Structure of an XML file

An XML file is just a structured text file.  The best way to understand XML is to look at example files.  Listing 1 below contains three records from a movie database.  Each record contains two fields: the title of a movie, and its genre.

The example file is formatted using blank lines, tabs and white space that make the file easier to read.  In practice, those items are ignored by XML parsers.  Likewise, bold text and line numbers in the listing are for illustration purposes only.  Actual XML files do not contain line numbers.

Listing 1: Sample XML File

1  <?xml version="1.0"?>
2  <movies>
3    <movie>
4       <title>The Ghost and Mr. Chicken</title>
5       <genre>Comedy</genre>
6    </movie>
7    <movie>
8       <title>Gone with the Wind</title>
9       <genre>Drama</genre>
10   </movie>
11   <movie>
12      <title>ThunderBall</title>
13      <genre>Adventure</genre>
14   </movie>
15 </movies>

XML Declaration

Line 1 contains a processing instruction known as the XML declaration.  This statement tells parsers that the file contains XML.  The remainder of the file is composed of XML elements.  Each element consists of a start tag and an end tag.  XML data is just information that appears between tags.

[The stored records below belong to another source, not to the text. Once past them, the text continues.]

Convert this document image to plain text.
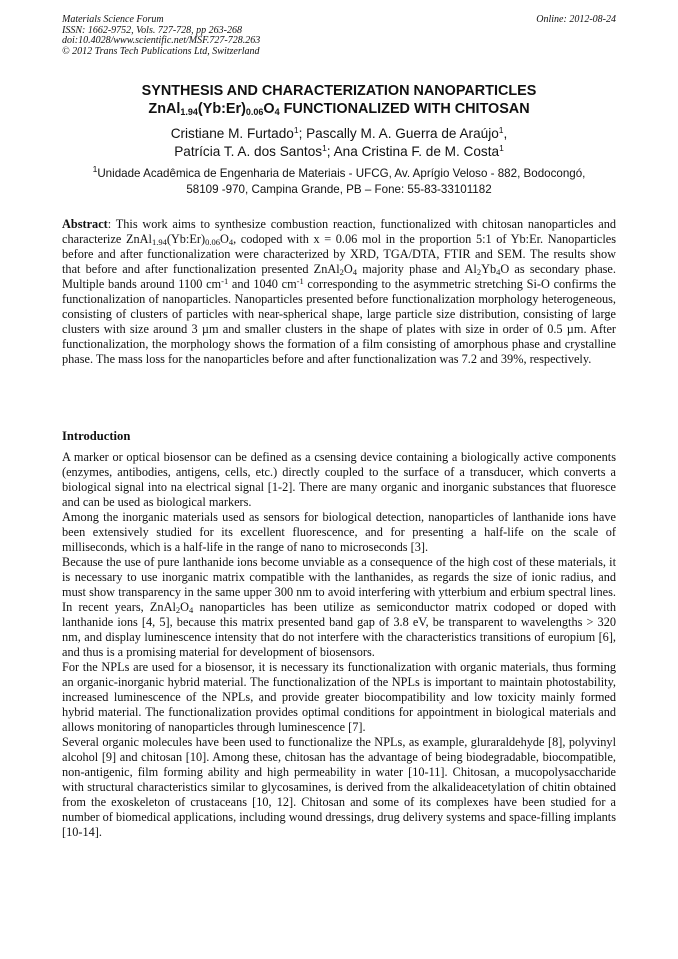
Materials Science Forum
ISSN: 1662-9752, Vols. 727-728, pp 263-268
doi:10.4028/www.scientific.net/MSF.727-728.263
© 2012 Trans Tech Publications Ltd, Switzerland
Online: 2012-08-24
SYNTHESIS AND CHARACTERIZATION NANOPARTICLES
$ZnAl_{1.94}(Yb:Er)_{0.06}O_4$ FUNCTIONALIZED WITH CHITOSAN
Cristiane M. Furtado$^1$; Pascally M. A. Guerra de Araújo$^1$,
Patrícia T. A. dos Santos$^1$; Ana Cristina F. de M. Costa$^1$
$^1$Unidade Acadêmica de Engenharia de Materiais - UFCG, Av. Aprígio Veloso - 882, Bodocongó,
58109 -970, Campina Grande, PB – Fone: 55-83-33101182

Abstract: This work aims to synthesize combustion reaction, functionalized with chitosan nanoparticles and characterize $ZnAl_{1.94}(Yb:Er)_{0.06}O_4$, codoped with x = 0.06 mol in the proportion 5:1 of Yb:Er. Nanoparticles before and after functionalization were characterized by XRD, TGA/DTA, FTIR and SEM. The results show that before and after functionalization presented $ZnAl_2O_4$ majority phase and $Al_2Yb_4O$ as secondary phase. Multiple bands around 1100 $cm^{-1}$ and 1040 $cm^{-1}$ corresponding to the asymmetric stretching Si-O confirms the functionalization of nanoparticles. Nanoparticles presented before functionalization morphology heterogeneous, consisting of clusters of particles with near-spherical shape, large particle size distribution, consisting of large clusters with size around 3 µm and smaller clusters in the shape of plates with size in order of 0.5 µm. After functionalization, the morphology shows the formation of a film consisting of amorphous phase and crystalline phase. The mass loss for the nanoparticles before and after functionalization was 7.2 and 39%, respectively.

Introduction

A marker or optical biosensor can be defined as a csensing device containing a biologically active components (enzymes, antibodies, antigens, cells, etc.) directly coupled to the surface of a transducer, which converts a biological signal into na electrical signal [1-2]. There are many organic and inorganic substances that fluoresce and can be used as biological markers.

Among the inorganic materials used as sensors for biological detection, nanoparticles of lanthanide ions have been extensively studied for its excellent fluorescence, and for presenting a half-life on the scale of milliseconds, which is a half-life in the range of nano to microseconds [3].

Because the use of pure lanthanide ions become unviable as a consequence of the high cost of these materials, it is necessary to use inorganic matrix compatible with the lanthanides, as regards the size of ionic radius, and must show transparency in the same upper 300 nm to avoid interfering with ytterbium and erbium spectral lines. In recent years, $ZnAl_2O_4$ nanoparticles has been utilize as semiconductor matrix codoped or doped with lanthanide ions [4, 5], because this matrix presented band gap of 3.8 eV, be transparent to wavelengths > 320 nm, and display luminescence intensity that do not interfere with the characteristics transitions of europium [6], and thus is a promising material for development of biosensors.

For the NPLs are used for a biosensor, it is necessary its functionalization with organic materials, thus forming an organic-inorganic hybrid material. The functionalization of the NPLs is important to maintain photostability, increased luminescence of the NPLs, and provide greater biocompatibility and low toxicity mainly formed hybrid material. The functionalization provides optimal conditions for appointment in biological materials and allows monitoring of nanoparticles through luminescence [7].

Several organic molecules have been used to functionalize the NPLs, as example, gluraraldehyde [8], polyvinyl alcohol [9] and chitosan [10]. Among these, chitosan has the advantage of being biodegradable, biocompatible, non-antigenic, film forming ability and high permeability in water [10-11]. Chitosan, a mucopolysaccharide with structural characteristics similar to glycosamines, is derived from the alkalideacetylation of chitin obtained from the exoskeleton of crustaceans [10, 12]. Chitosan and some of its complexes have been studied for a number of biomedical applications, including wound dressings, drug delivery systems and space-filling implants [10-14].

The terms tag and element are often used interchangeably.  A tag is an identifier that defines something.  An element is an instance of a set of tags.  In our example, <title> is a tag, and <title>Gone with the Wind</title> is an element.  Elements are the basic building blocks of HTML files.  Elements can be nested inside of other elements.

Rules that govern tags

Tags are governed by a few basic rules:

  • Tag names are case-sensitive.  <movie>, <Movie>, and <MOVIE> are not equivalent.  Attribute names are also case-sensitive.

  • Tag names must begin with an alphabetic character, an underscore, or a colon. 

  • Tag and attribute names cannot begin with "xml", which is reserved.

  • All tags must be closed.  A start tag must be closed by a corresponding end tag.  Empty elements with no attributes can use a backslash as a shortcut for the end tag (e.g. <movie/> is equivalent to <movie></movie>.

The Root Element

Line 2 defines the root element.  Since an XML document is a tree of elements, each document has a single root element that denotes the beginning and end of the XML statements in the file.  In the example, the root element begins with a start tag <movies> and is closed by an end tag </movies>.  All other elements are nested inside the root element. 

Child Elements

Line 3 identifies <movie> as a child of the <movies> root element.  Parent-child relationships are common in XML files.  Parent elements can have many children.  All elements must be properly closed, meaning that each element has a start tag and an end tag.  Likewise, tags must be balanced.  The close tag of a child cannot appear after the close tag of its parent. For example:

<title>ThunderBall<genre>Adventure</title></genre> is incorrect.
<title>ThunderBall<genre>Adventure</genre></title> is correct.

Line 4 contains some data (the title of a movie) between tags that identify the data.

Line 5 contains a different data item. In this case, it is a movie category between genre tags.

Line 6 closes this movie element.

This basic structure is repeated in lines 7 through 14, which define two more records.

Line 15 contains the closing tag for the root element.